Same here, did not catch half of what was decided.


----------



## Tugg (Jul 28, 2013)

There were quite a few side conversations going on. 

Here are the key items:

*Election Results:* In short, Alex is the Pres still. Mike is on as the VP. Tanya and I are swapping and better defining our two roles. As soon as I deposit and provider her the records, she'll handle the money and members list as Treasurer. This way I can take up the Secretary role and focus on the meetings' minutes, the website, and that stuff. I'm already a mod here, so that just made the most sense. Plus, I'm plugged into the Internet just about as much as a human can currently get.

*Meetings:* We'll be doing 8 meetings instead of 12.

Don't take the following as exact or complete; further details will come later. It's as best as I can remember. Alex has the notes and the other board members will be discussing/planning. When we have a finalized schedule I will update it HERE.

There will be no February meeting. In March we will join TCA with the Swap meet. DFWAPC will host a table or two. We have plans to do presentations on fertilization and plant deficiencies. A tour of Universal Rocks was mentioned. Sometime in the summer we'll get the pleasure of touring Michael's backyard ponds collection. We are also planning for some possible tank competitions, with possible categories of: Low Light, High Tech, Walstad/El Natural, and 1g-3g pico. There will be no Nov. meeting, instead we'll meet early in Dec for a party and the 2016 elections. We'll, likely be partnering up with TCA for some collaborative socializing for this.  I would love to also do a "Virtual Road Show". We could get a bunch of video interviews and tank shots of the people that live too far out or simply can't host. Then at a meeting we could check out these remote gems.

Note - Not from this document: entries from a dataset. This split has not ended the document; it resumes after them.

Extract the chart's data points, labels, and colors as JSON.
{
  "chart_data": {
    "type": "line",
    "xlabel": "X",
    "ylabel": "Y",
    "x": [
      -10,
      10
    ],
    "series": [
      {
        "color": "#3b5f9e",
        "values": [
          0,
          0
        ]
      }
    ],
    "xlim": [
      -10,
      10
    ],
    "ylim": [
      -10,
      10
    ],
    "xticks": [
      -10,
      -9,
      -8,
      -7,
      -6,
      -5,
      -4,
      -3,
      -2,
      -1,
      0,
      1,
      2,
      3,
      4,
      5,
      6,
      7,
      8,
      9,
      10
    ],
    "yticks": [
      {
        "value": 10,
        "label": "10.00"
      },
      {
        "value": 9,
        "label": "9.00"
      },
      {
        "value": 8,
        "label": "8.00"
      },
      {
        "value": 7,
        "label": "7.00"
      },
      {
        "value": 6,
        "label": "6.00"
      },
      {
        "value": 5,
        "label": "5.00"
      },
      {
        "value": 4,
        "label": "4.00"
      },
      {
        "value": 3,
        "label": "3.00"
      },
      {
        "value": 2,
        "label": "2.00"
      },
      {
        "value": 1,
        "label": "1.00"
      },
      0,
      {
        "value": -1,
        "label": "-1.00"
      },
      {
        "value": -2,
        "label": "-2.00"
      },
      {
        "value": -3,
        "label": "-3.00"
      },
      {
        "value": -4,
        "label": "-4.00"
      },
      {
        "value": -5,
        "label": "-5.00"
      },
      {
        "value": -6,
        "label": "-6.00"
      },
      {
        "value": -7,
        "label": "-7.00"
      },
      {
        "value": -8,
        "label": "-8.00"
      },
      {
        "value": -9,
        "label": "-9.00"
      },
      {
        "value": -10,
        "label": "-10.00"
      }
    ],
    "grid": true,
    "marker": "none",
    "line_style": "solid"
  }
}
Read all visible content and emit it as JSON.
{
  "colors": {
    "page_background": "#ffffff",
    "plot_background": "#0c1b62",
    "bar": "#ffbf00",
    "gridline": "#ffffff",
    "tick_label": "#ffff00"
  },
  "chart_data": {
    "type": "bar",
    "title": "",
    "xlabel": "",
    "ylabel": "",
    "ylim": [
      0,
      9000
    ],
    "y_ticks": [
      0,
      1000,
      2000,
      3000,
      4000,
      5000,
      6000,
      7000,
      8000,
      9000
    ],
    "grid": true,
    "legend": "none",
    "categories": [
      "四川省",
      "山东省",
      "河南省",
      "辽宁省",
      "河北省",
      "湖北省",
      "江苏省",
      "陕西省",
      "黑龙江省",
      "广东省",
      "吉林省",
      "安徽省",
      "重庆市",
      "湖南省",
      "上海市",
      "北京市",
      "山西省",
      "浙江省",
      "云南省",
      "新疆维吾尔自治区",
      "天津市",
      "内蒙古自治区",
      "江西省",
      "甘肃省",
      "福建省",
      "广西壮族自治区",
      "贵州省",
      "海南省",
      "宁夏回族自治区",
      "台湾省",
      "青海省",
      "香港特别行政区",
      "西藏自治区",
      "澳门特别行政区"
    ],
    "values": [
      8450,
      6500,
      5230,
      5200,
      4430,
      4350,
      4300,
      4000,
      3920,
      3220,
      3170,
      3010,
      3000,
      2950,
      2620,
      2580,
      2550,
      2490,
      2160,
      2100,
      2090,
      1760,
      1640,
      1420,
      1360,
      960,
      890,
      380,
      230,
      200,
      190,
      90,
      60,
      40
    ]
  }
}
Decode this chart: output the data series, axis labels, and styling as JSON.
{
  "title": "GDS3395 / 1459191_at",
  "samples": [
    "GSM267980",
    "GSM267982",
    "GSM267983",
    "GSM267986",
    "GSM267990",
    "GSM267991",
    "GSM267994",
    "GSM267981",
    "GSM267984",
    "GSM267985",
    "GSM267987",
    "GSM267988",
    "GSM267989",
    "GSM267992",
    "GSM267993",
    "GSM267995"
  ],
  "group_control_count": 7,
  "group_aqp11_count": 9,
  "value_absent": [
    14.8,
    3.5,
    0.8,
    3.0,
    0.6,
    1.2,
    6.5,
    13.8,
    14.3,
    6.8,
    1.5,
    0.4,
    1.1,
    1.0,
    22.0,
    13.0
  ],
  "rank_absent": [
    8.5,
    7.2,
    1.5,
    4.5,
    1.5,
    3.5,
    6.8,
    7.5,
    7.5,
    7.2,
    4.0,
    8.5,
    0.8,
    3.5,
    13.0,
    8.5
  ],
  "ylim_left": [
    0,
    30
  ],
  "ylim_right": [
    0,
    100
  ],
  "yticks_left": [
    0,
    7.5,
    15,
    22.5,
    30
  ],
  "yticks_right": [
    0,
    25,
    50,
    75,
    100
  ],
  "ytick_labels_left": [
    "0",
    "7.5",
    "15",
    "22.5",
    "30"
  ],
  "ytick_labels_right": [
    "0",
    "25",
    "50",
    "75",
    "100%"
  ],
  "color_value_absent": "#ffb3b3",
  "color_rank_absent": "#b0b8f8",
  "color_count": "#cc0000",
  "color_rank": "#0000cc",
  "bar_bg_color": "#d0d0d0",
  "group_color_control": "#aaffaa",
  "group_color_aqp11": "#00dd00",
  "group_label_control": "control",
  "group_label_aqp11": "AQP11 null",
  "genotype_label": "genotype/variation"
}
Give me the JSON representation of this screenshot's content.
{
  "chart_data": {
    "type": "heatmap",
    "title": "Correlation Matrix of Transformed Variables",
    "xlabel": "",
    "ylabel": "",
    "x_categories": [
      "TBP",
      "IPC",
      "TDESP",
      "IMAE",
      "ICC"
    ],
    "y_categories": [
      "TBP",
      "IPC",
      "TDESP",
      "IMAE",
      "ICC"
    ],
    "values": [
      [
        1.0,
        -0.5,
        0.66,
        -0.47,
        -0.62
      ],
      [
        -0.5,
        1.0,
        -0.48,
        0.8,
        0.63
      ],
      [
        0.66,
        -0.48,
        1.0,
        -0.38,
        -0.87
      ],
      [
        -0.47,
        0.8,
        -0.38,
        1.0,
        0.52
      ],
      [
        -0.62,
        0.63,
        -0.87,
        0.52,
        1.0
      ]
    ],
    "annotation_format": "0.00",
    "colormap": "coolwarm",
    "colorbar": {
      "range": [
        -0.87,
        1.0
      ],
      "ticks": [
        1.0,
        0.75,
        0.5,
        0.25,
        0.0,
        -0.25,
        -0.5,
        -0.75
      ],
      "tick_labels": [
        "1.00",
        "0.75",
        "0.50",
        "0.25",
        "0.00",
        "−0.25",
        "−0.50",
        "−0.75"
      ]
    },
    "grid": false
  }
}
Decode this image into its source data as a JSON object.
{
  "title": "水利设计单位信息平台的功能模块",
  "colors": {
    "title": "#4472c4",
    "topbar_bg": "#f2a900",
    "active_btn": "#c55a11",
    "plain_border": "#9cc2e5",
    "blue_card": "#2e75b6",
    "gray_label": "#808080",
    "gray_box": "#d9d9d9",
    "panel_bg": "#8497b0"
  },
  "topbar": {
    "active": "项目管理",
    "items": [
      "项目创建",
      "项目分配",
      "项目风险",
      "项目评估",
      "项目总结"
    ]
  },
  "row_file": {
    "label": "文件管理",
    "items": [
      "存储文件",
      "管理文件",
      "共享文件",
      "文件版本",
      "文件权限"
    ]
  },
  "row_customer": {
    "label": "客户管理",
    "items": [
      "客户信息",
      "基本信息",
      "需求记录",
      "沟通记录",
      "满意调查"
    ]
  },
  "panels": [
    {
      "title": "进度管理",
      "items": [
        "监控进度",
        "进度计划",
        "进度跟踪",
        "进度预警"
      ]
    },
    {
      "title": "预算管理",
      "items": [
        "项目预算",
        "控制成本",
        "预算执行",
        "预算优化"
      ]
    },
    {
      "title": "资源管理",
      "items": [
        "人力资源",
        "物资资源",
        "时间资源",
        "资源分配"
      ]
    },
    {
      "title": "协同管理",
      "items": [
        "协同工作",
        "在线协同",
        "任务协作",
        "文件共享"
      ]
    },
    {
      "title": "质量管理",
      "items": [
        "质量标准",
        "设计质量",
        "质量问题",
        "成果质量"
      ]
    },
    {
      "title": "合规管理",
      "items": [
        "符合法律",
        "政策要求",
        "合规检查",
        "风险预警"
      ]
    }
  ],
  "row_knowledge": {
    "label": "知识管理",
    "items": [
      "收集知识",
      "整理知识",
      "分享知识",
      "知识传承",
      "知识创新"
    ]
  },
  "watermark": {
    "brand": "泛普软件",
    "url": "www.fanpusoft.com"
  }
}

*Ideas:* We are ALWAYS looking for topic ideas or other means to improve the club and the experience of being a member. PLEASE :hail: tell us what you like... also tell us what you don't like.


----------



## Michael (Jul 20, 2010)

A quick correction, Mike Herrod will be vice-president.


----------



## Tex Gal (Nov 1, 2007)

Sorry I missed it. Got sick last week. Sounds like you had a great meeting!


----------



## alexopolus (Jan 18, 2010)

Tugg said:


> There were quite a few side conversations going on.
> 
> Here are the key items:
> 
> ...


Brian, why don't you move your post to a new thread? Later on when I have time to sit on my desk I will add more things to it.


----------



## Tugg (Jul 28, 2013)

i've posted the new thread:
http://www.aquaticplantcentral.com/...322-dallas-fort-worth-aquatic-plant-club.html

If anyone has anything to discuss that's specific to the Jan meeting, feel free to post it here. Anything to do with planning the 2015 year, please take the LINK.


----------